I was 13 years old when I read Jane Eyre for the first time. And like countless young women before me, I absolutely loved it. I loved Jane’s determination and faith. I loved Rochester’s wildness and passion. Its a wonderful, beautifully told story with just the right amount of gothic darkness to make it more interesting.
But one of my favorite things about the book is one very small aspect that ends up being very important. Rochester talks to Jane about a special connection between people. If I remember correctly, he’s never experienced it but believes that it exists. He talks of a connection between two people that is so strong you feel like you can still feel each other when you are apart, and in some cases your souls can reach out and speak to each other.
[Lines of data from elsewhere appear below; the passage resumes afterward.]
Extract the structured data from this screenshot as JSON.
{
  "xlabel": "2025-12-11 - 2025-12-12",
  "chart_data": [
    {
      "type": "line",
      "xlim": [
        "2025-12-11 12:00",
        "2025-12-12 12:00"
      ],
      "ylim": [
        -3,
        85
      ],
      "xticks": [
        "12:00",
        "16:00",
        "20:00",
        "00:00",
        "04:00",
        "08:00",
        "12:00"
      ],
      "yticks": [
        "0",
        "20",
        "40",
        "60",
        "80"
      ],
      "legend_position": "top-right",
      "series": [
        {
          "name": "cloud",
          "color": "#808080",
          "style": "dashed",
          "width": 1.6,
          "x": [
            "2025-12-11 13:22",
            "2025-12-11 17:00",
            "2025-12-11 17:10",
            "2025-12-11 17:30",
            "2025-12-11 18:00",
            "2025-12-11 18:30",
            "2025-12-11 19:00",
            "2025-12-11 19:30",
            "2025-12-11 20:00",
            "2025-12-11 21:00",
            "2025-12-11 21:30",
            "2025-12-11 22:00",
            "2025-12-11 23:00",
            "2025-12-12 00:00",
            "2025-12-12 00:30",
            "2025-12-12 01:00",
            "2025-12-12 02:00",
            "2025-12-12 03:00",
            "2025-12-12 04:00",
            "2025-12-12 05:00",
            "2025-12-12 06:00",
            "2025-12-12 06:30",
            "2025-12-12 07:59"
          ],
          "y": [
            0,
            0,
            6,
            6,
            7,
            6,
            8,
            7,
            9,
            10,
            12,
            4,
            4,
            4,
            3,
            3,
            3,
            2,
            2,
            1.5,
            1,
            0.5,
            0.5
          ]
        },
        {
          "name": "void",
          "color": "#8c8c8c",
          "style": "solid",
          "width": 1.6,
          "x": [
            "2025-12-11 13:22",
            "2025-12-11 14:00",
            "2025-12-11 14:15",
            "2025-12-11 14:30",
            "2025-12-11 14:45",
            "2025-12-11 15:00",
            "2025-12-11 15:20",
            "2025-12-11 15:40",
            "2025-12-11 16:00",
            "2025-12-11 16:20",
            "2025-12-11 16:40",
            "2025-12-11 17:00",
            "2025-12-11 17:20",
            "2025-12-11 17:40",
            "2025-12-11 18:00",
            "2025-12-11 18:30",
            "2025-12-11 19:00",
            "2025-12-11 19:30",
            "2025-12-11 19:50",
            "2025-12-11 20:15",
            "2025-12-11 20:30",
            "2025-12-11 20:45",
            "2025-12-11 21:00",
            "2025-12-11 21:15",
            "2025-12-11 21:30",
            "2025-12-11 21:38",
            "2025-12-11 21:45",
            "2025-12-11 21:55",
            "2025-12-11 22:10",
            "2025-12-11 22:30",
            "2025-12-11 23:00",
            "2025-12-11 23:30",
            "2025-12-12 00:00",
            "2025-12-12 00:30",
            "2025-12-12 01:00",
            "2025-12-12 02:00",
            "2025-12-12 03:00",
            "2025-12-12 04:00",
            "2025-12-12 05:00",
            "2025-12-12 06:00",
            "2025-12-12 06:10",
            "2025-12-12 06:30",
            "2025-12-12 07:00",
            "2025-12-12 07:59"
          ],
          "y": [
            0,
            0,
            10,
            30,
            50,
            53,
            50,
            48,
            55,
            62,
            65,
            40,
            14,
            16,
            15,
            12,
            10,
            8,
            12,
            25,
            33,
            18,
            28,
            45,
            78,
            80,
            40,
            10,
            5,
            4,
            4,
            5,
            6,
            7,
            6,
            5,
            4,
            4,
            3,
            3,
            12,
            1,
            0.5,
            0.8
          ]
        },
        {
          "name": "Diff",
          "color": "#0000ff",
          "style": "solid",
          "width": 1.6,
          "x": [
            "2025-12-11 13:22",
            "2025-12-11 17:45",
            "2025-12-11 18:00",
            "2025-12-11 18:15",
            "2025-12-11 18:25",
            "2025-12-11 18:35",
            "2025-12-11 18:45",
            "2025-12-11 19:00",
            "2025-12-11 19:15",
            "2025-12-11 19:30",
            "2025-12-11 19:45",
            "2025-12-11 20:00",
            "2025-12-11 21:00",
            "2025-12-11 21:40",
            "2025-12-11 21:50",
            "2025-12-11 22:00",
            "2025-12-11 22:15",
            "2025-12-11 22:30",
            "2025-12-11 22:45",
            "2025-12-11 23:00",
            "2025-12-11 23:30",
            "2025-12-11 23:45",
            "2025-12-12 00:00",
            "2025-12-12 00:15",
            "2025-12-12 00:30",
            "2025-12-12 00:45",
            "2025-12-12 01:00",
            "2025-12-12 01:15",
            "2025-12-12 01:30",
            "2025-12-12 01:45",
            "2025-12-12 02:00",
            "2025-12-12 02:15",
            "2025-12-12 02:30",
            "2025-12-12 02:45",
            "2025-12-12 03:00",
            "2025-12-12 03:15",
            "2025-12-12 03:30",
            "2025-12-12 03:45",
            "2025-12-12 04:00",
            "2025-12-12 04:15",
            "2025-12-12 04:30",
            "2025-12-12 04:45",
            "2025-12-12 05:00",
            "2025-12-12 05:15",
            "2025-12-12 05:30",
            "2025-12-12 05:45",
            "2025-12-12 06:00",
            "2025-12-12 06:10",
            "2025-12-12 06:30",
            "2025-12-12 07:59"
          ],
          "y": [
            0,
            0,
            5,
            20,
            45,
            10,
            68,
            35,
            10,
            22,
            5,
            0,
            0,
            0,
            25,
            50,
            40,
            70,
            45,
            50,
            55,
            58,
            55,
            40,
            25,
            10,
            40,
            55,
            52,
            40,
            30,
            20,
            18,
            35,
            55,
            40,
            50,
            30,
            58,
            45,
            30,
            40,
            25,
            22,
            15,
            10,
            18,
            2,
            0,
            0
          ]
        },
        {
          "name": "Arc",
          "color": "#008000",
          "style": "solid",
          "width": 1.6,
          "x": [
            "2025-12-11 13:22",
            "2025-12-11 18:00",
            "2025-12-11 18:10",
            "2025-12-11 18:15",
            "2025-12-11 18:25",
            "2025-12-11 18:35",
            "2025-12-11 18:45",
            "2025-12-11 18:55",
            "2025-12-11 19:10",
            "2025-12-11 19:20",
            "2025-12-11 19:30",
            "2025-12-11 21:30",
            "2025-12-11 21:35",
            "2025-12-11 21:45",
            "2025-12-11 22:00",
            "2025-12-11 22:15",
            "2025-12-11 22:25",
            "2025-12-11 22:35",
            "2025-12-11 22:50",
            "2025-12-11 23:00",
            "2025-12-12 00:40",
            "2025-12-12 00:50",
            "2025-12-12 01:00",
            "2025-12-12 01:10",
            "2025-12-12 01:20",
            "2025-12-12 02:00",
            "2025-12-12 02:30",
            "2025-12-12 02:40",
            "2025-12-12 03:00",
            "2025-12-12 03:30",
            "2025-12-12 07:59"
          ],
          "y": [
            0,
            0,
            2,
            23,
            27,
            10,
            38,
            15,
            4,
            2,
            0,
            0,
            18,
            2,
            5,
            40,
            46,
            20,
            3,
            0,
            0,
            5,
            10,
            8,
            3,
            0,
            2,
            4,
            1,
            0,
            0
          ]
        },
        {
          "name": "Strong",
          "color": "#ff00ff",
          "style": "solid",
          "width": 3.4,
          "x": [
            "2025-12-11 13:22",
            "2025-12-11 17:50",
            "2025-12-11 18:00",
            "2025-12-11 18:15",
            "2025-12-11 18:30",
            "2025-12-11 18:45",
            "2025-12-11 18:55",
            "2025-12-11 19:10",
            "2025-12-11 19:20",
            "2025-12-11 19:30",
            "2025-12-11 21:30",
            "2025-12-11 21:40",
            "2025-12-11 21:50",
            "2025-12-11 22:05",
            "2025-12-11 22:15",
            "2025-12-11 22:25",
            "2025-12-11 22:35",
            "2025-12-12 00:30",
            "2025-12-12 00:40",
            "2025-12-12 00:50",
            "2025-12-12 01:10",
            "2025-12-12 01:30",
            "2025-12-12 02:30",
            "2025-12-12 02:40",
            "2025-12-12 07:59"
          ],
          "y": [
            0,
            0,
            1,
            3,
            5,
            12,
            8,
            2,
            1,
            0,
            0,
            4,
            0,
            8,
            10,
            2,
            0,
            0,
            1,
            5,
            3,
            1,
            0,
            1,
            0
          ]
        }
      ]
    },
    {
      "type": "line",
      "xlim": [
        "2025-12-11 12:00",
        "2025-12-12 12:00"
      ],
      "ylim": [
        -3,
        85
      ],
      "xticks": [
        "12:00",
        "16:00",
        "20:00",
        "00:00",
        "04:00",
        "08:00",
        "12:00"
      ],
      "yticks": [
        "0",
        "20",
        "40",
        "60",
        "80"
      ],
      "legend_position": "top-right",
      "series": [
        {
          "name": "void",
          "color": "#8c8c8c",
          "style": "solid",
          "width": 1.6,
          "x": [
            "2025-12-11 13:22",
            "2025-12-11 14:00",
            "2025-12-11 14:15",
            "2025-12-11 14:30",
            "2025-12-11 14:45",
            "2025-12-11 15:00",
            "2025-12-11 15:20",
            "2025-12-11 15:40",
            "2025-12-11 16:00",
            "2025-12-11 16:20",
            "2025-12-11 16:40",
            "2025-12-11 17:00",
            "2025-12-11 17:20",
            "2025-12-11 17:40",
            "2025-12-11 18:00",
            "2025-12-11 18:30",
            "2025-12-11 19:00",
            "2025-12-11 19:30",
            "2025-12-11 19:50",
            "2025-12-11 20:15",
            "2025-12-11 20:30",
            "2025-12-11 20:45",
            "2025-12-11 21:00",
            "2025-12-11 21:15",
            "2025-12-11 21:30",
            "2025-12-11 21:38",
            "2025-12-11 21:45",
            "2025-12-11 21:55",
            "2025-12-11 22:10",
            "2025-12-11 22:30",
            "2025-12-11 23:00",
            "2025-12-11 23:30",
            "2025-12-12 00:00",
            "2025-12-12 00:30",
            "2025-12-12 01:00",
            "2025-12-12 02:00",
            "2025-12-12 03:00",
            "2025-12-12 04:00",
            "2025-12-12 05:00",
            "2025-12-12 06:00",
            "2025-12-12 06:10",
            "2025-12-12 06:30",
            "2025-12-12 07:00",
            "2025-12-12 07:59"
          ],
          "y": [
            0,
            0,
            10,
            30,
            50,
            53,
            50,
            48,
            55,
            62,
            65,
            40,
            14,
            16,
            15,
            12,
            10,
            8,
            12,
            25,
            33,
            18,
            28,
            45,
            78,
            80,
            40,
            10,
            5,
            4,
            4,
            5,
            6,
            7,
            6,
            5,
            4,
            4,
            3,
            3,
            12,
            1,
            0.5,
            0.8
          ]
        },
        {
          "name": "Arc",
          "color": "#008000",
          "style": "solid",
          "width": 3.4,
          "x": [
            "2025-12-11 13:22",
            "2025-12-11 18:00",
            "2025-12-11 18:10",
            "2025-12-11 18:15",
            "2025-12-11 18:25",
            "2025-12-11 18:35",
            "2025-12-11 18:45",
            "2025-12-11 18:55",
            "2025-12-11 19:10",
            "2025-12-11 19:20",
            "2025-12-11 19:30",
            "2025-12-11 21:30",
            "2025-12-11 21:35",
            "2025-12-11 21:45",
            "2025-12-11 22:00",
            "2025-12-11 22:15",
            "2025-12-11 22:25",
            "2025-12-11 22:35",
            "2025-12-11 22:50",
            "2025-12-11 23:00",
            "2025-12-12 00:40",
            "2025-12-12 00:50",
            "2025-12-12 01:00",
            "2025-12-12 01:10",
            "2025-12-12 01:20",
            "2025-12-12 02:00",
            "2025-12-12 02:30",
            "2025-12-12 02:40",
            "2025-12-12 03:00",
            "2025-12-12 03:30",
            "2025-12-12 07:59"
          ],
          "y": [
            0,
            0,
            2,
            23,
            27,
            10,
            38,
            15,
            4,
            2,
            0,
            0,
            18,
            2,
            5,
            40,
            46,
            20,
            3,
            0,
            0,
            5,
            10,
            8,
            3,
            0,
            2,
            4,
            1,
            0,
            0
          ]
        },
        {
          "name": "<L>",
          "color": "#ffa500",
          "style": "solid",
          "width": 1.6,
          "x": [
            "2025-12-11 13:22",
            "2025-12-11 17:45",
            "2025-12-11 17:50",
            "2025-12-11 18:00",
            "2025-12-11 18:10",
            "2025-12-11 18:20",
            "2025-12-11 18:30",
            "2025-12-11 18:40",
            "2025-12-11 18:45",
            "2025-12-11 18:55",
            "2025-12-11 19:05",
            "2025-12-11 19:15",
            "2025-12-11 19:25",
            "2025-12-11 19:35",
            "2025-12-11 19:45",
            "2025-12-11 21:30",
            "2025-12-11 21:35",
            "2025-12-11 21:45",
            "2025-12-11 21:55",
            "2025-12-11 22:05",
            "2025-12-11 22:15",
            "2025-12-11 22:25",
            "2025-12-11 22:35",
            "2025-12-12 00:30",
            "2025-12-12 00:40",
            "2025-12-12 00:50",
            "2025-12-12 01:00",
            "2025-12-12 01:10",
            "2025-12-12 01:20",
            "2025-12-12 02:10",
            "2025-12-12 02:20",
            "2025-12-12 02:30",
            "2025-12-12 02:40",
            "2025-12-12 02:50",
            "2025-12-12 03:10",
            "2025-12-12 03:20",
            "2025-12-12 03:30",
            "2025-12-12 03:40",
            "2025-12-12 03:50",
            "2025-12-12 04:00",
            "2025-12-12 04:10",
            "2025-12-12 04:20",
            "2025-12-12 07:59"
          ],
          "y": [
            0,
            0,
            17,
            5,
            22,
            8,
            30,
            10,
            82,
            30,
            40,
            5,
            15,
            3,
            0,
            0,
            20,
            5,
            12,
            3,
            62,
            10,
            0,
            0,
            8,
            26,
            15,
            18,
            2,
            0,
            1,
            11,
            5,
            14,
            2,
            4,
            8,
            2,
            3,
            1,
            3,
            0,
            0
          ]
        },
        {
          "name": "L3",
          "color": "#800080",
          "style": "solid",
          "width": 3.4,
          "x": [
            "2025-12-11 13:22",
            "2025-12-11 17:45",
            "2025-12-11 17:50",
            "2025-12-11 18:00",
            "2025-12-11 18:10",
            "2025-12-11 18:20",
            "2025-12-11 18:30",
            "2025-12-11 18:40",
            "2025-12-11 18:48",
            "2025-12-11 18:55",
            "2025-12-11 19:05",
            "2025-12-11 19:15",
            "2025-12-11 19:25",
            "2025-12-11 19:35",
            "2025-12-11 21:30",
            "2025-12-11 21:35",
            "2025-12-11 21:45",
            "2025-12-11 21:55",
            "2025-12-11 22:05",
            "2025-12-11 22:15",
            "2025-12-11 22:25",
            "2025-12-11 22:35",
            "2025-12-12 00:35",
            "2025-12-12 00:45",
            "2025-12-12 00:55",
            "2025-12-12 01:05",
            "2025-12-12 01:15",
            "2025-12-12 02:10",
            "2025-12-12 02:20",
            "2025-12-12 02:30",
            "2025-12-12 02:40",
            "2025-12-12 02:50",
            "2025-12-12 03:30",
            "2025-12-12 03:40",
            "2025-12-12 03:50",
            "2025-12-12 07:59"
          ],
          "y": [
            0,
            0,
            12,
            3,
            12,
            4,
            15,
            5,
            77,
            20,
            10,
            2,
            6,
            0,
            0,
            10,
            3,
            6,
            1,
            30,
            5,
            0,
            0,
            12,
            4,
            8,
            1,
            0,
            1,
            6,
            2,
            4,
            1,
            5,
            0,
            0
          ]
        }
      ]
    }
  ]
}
At one point in the novel, after they’ve been separated, Jane suddenly hears Rochester’s voice in her mind, clear as day, saying her name and calling out for her. That is when she knows she must go back to him.
Because I am, in my heart of hearts, a hopeless romantic, I have always believed this kind of connection could exist. And because I’ve been very lucky, I have experienced it for myself. Not the actually hearing their voice part but everything else.
So, anyway, I’m in London right now, and it has been the most spectacular thing ever. Everything I needed and more. I’ve seen things I loved before and new things I love just as much.
But last night, as I was laying in bed beside the open bedroom window, something happened. I was listening to the distant sounds of the city, excited for what today would bring, when I heard a voice, clear as day in my head. And it just said my name. That was it. And because I am who I am I immediately thought of Jane Eyre, and because I’m in England I let myself believe it could be true. Just maybe. So I answered back and went to sleep.
Today we went to the Victoria and Albert Museum and the National Portrait Gallery, as well as afternoon tea for my best friend’s birthday. It was the perfect day.